Bloated reputations exist because (despite what many artists believe) critics persistently overpraise their subjects. We have two reasons, one selfish and one altruistic. The selfish reason is that we want (consciously or not) to suggest that what we are writing about matters, which will of course imply that we also matter. We become co-conspirators of the Overrated. Enablers.

Altruistically, we want literature, art, etc. to flourish for the benefit of all, but we know that gathering an audience for anything, however good, requires enormous effort. Many educated people go years without buying a hardcover book or seeing a play. Andrew Sarris, a distinguished American film critic, once said that reviewers pour on excessive praise because they know that most people would rather stay home than line up for tickets. Stirring the audience requires the announcement of a new genius every week.

Publicists, too, swell the ranks of overrated art. They are now zealously promoting Adultery, by Richard B. Wright, a good writer's unremarkable book. His last novel, Clara Callan, won two big prizes, so it seems natural to embrace his new one. Publishers, publicists, reviewers and bookstores are all working together. The only problem is the book.

It's a slow and emotionally undernourished story about a middle-aged Toronto editor who falls unexpectedly into a casual affair with a female colleague during a business trip in Europe. When she's murdered by a maniac in an English seaside town, the adulterous affair becomes known to millions and permanently distorts the editor's life.

The rest of the book reveals that there's nothing remotely interesting about the editor, his wife, his daughter, their acquaintances or the murdered woman's family. Every character comes across as a cliche. After the murder in the early pages, only dreariness remains. We Wright admirers know that at least six of his nine earlier novels are better.

Overrated books, events and institutions are everywhere in the literature business. All public readings by authors, for instance, are overrated, blown far out of proportion by good-hearted arts editors (sorry, there are no exceptions). But in overrating, literature differs from other art forms. In most arts the Academy of the Overrated is a purely fictional construct, borrowed from a scene in Woody Allen's film Manhattan, but literature has a famous institution devoted to overrating, an actual office with a street address: Kallargrand 4, Stockholm.

That's where you find the Swedish Academy, whose members have chosen the Nobel Prize laureates since 1901. Their decisions have become notorious; in retrospect they seem to have been right at most 50% of the time, by coincidence the average for accuracy claimed by Frank magazine. While the Nobel judges ignored James Joyce, Graham Greene, Evelyn Waugh, W.H. Auden, Jorge Luis Borges and Joseph Conrad, they did bestow their prize on Odysseus Elytis, Ivo Andric, Pearl Buck, Verner von Heidenstam, Selma Lagerlof and many others now justly forgotten. The Nobel itself is hugely overrated and would have been forgotten generations ago were it not for the gigantic sum of Alfred Nobel's money that comes with it.

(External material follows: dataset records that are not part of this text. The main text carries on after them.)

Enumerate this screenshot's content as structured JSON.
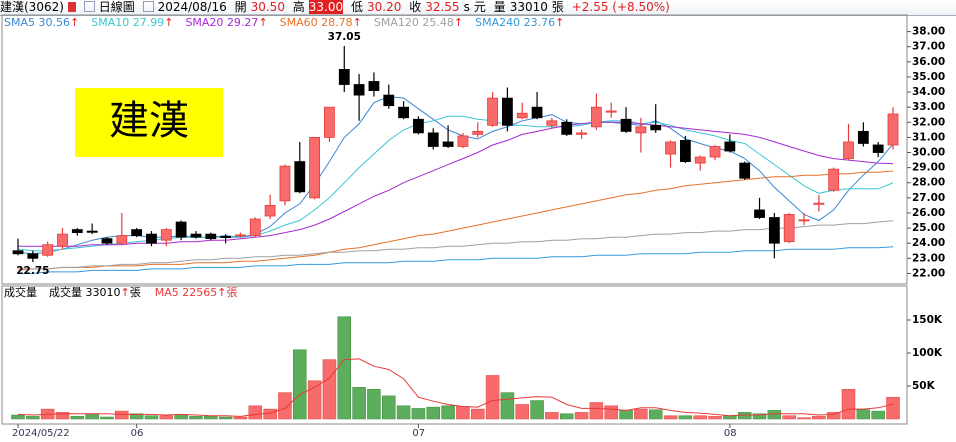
{
  "header": {
    "name": "建漢(3062)",
    "period": "日線圖",
    "date": "2024/08/16",
    "open_label": "開",
    "open": "30.50",
    "high_label": "高",
    "high": "33.00",
    "low_label": "低",
    "low": "30.20",
    "close_label": "收",
    "close": "32.55",
    "s": "s",
    "unit": "元",
    "volume_label": "量",
    "volume": "33010",
    "volume_unit": "張",
    "change": "+2.55 (+8.50%)"
  },
  "chart_data": {
    "type": "candlestick",
    "label_box": "建漢",
    "trend": "↑",
    "categories": [
      "2024/05/22",
      null,
      null,
      null,
      null,
      null,
      null,
      null,
      "06",
      null,
      null,
      null,
      null,
      null,
      null,
      null,
      null,
      null,
      null,
      null,
      null,
      null,
      null,
      null,
      null,
      null,
      null,
      "07",
      null,
      null,
      null,
      null,
      null,
      null,
      null,
      null,
      null,
      null,
      null,
      null,
      null,
      null,
      null,
      null,
      null,
      null,
      null,
      null,
      "08",
      null,
      null,
      null,
      null,
      null,
      null,
      null,
      null,
      null,
      null,
      null
    ],
    "open": [
      23.5,
      23.3,
      23.2,
      23.8,
      24.9,
      24.8,
      24.3,
      24.0,
      24.9,
      24.6,
      24.2,
      25.4,
      24.6,
      24.6,
      24.45,
      24.5,
      24.5,
      25.8,
      26.8,
      29.4,
      27.0,
      31.0,
      35.5,
      34.5,
      34.7,
      33.8,
      33.0,
      32.2,
      31.3,
      30.7,
      30.4,
      31.2,
      31.8,
      33.6,
      32.3,
      33.0,
      31.8,
      32.0,
      31.2,
      31.7,
      32.7,
      32.2,
      31.3,
      31.8,
      29.9,
      30.8,
      29.3,
      29.7,
      30.7,
      29.3,
      26.2,
      25.7,
      24.1,
      25.5,
      26.6,
      27.5,
      29.6,
      31.4,
      30.5,
      30.5
    ],
    "high": [
      24.3,
      23.5,
      24.1,
      25.0,
      25.0,
      25.3,
      24.4,
      26.0,
      25.0,
      24.8,
      25.0,
      25.5,
      24.8,
      24.7,
      24.6,
      24.7,
      25.7,
      27.2,
      29.2,
      30.7,
      31.0,
      33.0,
      37.05,
      35.2,
      35.3,
      34.5,
      33.4,
      32.4,
      31.6,
      31.8,
      31.3,
      32.0,
      34.0,
      34.3,
      33.3,
      34.0,
      32.3,
      32.2,
      31.5,
      33.9,
      33.3,
      33.0,
      32.3,
      33.2,
      30.8,
      31.1,
      29.8,
      30.5,
      31.2,
      29.4,
      27.0,
      26.0,
      26.0,
      26.0,
      27.2,
      29.0,
      31.9,
      32.0,
      30.7,
      33.0
    ],
    "low": [
      23.2,
      22.75,
      23.1,
      23.6,
      24.5,
      24.6,
      23.9,
      23.9,
      24.4,
      23.8,
      23.8,
      24.2,
      24.3,
      24.2,
      24.0,
      24.4,
      24.4,
      25.6,
      26.5,
      27.3,
      26.9,
      30.7,
      34.0,
      32.1,
      33.7,
      32.9,
      32.2,
      31.2,
      30.2,
      30.3,
      30.3,
      31.0,
      31.7,
      31.4,
      32.2,
      32.2,
      31.6,
      31.1,
      30.9,
      31.5,
      32.3,
      31.3,
      30.0,
      31.3,
      29.0,
      29.3,
      28.8,
      29.5,
      30.0,
      28.2,
      25.6,
      23.0,
      24.0,
      25.2,
      26.1,
      27.4,
      29.5,
      30.4,
      29.7,
      30.2
    ],
    "close": [
      23.3,
      23.0,
      23.9,
      24.6,
      24.7,
      24.75,
      24.0,
      24.5,
      24.5,
      24.0,
      24.9,
      24.4,
      24.4,
      24.3,
      24.4,
      24.55,
      25.6,
      26.5,
      29.1,
      27.4,
      31.0,
      33.0,
      34.5,
      33.8,
      34.1,
      33.1,
      32.3,
      31.3,
      30.4,
      30.4,
      31.1,
      31.4,
      33.6,
      31.8,
      32.6,
      32.3,
      32.1,
      31.2,
      31.3,
      33.0,
      32.75,
      31.4,
      31.7,
      31.5,
      30.7,
      29.4,
      29.7,
      30.4,
      30.1,
      28.3,
      25.7,
      24.0,
      25.9,
      25.55,
      26.65,
      28.9,
      30.7,
      30.6,
      30.0,
      32.55
    ],
    "up_color": "#f86b6b",
    "up_border": "#e83a3a",
    "down_color": "#000000",
    "ylim": [
      21.3,
      39.1
    ],
    "yticks": [
      {
        "value": 22,
        "label": "22.00"
      },
      {
        "value": 23,
        "label": "23.00"
      },
      {
        "value": 24,
        "label": "24.00"
      },
      {
        "value": 25,
        "label": "25.00"
      },
      {
        "value": 26,
        "label": "26.00"
      },
      {
        "value": 27,
        "label": "27.00"
      },
      {
        "value": 28,
        "label": "28.00"
      },
      {
        "value": 29,
        "label": "29.00"
      },
      {
        "value": 30,
        "label": "30.00"
      },
      {
        "value": 31,
        "label": "31.00"
      },
      {
        "value": 32,
        "label": "32.00"
      },
      {
        "value": 33,
        "label": "33.00"
      },
      {
        "value": 34,
        "label": "34.00"
      },
      {
        "value": 35,
        "label": "35.00"
      },
      {
        "value": 36,
        "label": "36.00"
      },
      {
        "value": 37,
        "label": "37.00"
      },
      {
        "value": 38,
        "label": "38.00"
      }
    ],
    "series": [
      {
        "name": "SMA5",
        "color": "#3a86d4",
        "values": [
          23.4,
          23.3,
          23.4,
          23.6,
          23.9,
          24.2,
          24.4,
          24.5,
          24.5,
          24.4,
          24.4,
          24.5,
          24.4,
          24.4,
          24.5,
          24.4,
          24.6,
          25.1,
          26.0,
          26.6,
          27.9,
          29.4,
          31.0,
          31.9,
          33.3,
          33.7,
          33.6,
          32.9,
          32.2,
          31.5,
          31.1,
          30.9,
          31.4,
          31.7,
          32.1,
          32.3,
          32.5,
          32.0,
          31.9,
          32.0,
          32.0,
          31.9,
          31.8,
          32.1,
          31.6,
          30.9,
          30.6,
          30.3,
          30.1,
          29.6,
          28.8,
          27.7,
          26.8,
          25.9,
          25.5,
          26.2,
          27.5,
          28.5,
          29.4,
          30.56
        ]
      },
      {
        "name": "SMA10",
        "color": "#3cc6d0",
        "values": [
          23.6,
          23.5,
          23.5,
          23.6,
          23.7,
          23.8,
          23.9,
          24.0,
          24.1,
          24.2,
          24.3,
          24.4,
          24.4,
          24.4,
          24.4,
          24.4,
          24.5,
          24.8,
          25.2,
          25.5,
          26.2,
          27.0,
          28.0,
          29.0,
          29.9,
          30.8,
          31.5,
          31.9,
          32.1,
          32.4,
          32.4,
          32.2,
          32.1,
          31.8,
          31.8,
          31.7,
          31.7,
          31.7,
          31.8,
          32.0,
          32.1,
          32.1,
          31.9,
          32.0,
          31.8,
          31.5,
          31.3,
          31.1,
          30.8,
          30.6,
          29.9,
          29.2,
          28.5,
          27.8,
          27.3,
          27.5,
          27.6,
          27.6,
          27.6,
          27.99
        ]
      },
      {
        "name": "SMA20",
        "color": "#a52ad6",
        "values": [
          23.8,
          23.8,
          23.8,
          23.8,
          23.8,
          23.9,
          23.9,
          23.9,
          24.0,
          24.0,
          24.0,
          24.1,
          24.1,
          24.2,
          24.2,
          24.3,
          24.4,
          24.5,
          24.7,
          24.9,
          25.2,
          25.6,
          26.1,
          26.6,
          27.1,
          27.5,
          28.0,
          28.4,
          28.8,
          29.2,
          29.6,
          30.0,
          30.5,
          30.8,
          31.2,
          31.4,
          31.6,
          31.8,
          31.9,
          32.0,
          32.0,
          32.0,
          31.9,
          31.8,
          31.7,
          31.6,
          31.5,
          31.4,
          31.3,
          31.2,
          31.0,
          30.7,
          30.4,
          30.1,
          29.8,
          29.6,
          29.5,
          29.4,
          29.3,
          29.27
        ]
      },
      {
        "name": "SMA60",
        "color": "#e8712a",
        "values": [
          22.3,
          22.3,
          22.3,
          22.4,
          22.4,
          22.4,
          22.5,
          22.5,
          22.5,
          22.6,
          22.6,
          22.6,
          22.7,
          22.7,
          22.7,
          22.8,
          22.8,
          22.9,
          23.0,
          23.1,
          23.2,
          23.4,
          23.6,
          23.7,
          23.9,
          24.1,
          24.3,
          24.5,
          24.6,
          24.8,
          25.0,
          25.2,
          25.4,
          25.6,
          25.8,
          26.0,
          26.2,
          26.4,
          26.6,
          26.8,
          27.0,
          27.2,
          27.3,
          27.5,
          27.6,
          27.8,
          27.9,
          28.0,
          28.1,
          28.2,
          28.3,
          28.4,
          28.4,
          28.5,
          28.5,
          28.6,
          28.6,
          28.7,
          28.7,
          28.78
        ]
      },
      {
        "name": "SMA120",
        "color": "#a0a0a0",
        "values": [
          22.2,
          22.3,
          22.3,
          22.4,
          22.4,
          22.5,
          22.5,
          22.6,
          22.6,
          22.7,
          22.7,
          22.8,
          22.9,
          22.9,
          23.0,
          23.0,
          23.1,
          23.1,
          23.2,
          23.2,
          23.3,
          23.4,
          23.4,
          23.5,
          23.5,
          23.6,
          23.6,
          23.7,
          23.7,
          23.8,
          23.8,
          23.9,
          24.0,
          24.0,
          24.1,
          24.1,
          24.2,
          24.2,
          24.3,
          24.3,
          24.4,
          24.4,
          24.5,
          24.6,
          24.6,
          24.7,
          24.7,
          24.8,
          24.8,
          24.9,
          24.9,
          25.0,
          25.0,
          25.1,
          25.2,
          25.2,
          25.3,
          25.3,
          25.4,
          25.48
        ]
      },
      {
        "name": "SMA240",
        "color": "#3399dd",
        "values": [
          22.0,
          22.0,
          22.1,
          22.1,
          22.1,
          22.2,
          22.2,
          22.2,
          22.2,
          22.3,
          22.3,
          22.3,
          22.4,
          22.4,
          22.4,
          22.4,
          22.5,
          22.5,
          22.5,
          22.6,
          22.6,
          22.6,
          22.7,
          22.7,
          22.7,
          22.7,
          22.8,
          22.8,
          22.8,
          22.9,
          22.9,
          22.9,
          23.0,
          23.0,
          23.0,
          23.0,
          23.1,
          23.1,
          23.1,
          23.2,
          23.2,
          23.2,
          23.3,
          23.3,
          23.3,
          23.3,
          23.4,
          23.4,
          23.4,
          23.5,
          23.5,
          23.5,
          23.6,
          23.6,
          23.6,
          23.6,
          23.7,
          23.7,
          23.7,
          23.76
        ]
      }
    ],
    "volume": {
      "type": "bar",
      "title": "成交量",
      "label": "成交量",
      "unit": "張",
      "up_color": "#f86b6b",
      "down_color": "#5cad5c",
      "values": [
        6000,
        4000,
        15000,
        10000,
        4000,
        7000,
        3000,
        12000,
        8000,
        5000,
        5000,
        7000,
        4000,
        4000,
        3000,
        3000,
        20000,
        15000,
        40000,
        105000,
        58000,
        90000,
        155000,
        48000,
        45000,
        35000,
        20000,
        16000,
        18000,
        20000,
        19000,
        15000,
        66000,
        40000,
        22000,
        28000,
        10000,
        8000,
        10000,
        25000,
        20000,
        13000,
        15000,
        14000,
        5000,
        5000,
        5000,
        4000,
        5000,
        10000,
        8000,
        13000,
        5000,
        2000,
        4000,
        10000,
        45000,
        14000,
        12000,
        33010
      ],
      "ma_name": "MA5",
      "ma_color": "#e83a3a",
      "ma_values": [
        7000,
        6000,
        7000,
        8000,
        8000,
        8000,
        8000,
        7000,
        7000,
        7000,
        6000,
        7000,
        6000,
        5000,
        5000,
        4000,
        7000,
        9000,
        16000,
        37000,
        48000,
        62000,
        90000,
        91000,
        80000,
        75000,
        61000,
        33000,
        27000,
        22000,
        19000,
        18000,
        28000,
        30000,
        32000,
        34000,
        33000,
        22000,
        16000,
        16000,
        15000,
        13000,
        17000,
        17000,
        13000,
        10000,
        9000,
        7000,
        5000,
        6000,
        6000,
        8000,
        8000,
        8000,
        6000,
        7000,
        15000,
        15000,
        17000,
        22565
      ],
      "ylim": [
        0,
        200000
      ],
      "yticks": [
        {
          "value": 50000,
          "label": "50K"
        },
        {
          "value": 100000,
          "label": "100K"
        },
        {
          "value": 150000,
          "label": "150K"
        }
      ]
    }
  }
}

Among Canadian writers, Hugh MacLennan (1907-1990), for a time our most successful and revered novelist, deserves special attention. MacLennan had almost everything -- Rhodes scholarship, Princeton PhD in classics, a desperate need to define the Canadian character, five Governor-General's awards and the thanks of a grateful nation. He fictionalized what seemed the pressing subjects of his generation -- the Roman Catholic Church's power in Quebec, the communist idealism of Norman Bethune, the breakup of families over separatism in the 1960s. When he borrowed a passage from Rainer Maria Rilke and called a novel Two Solitudes, he added a phrase to the Canadian language.

The only thing he lacked was talent. Whatever he wrote lay dead on the page. People read him out of duty and felt better for having done so; they often said his books were "good," never that they were enjoyable or re-readable. In the Academy of the Overrated, he was a true champion. It's astonishing, when you think of it, that the Nobel committee overlooked him.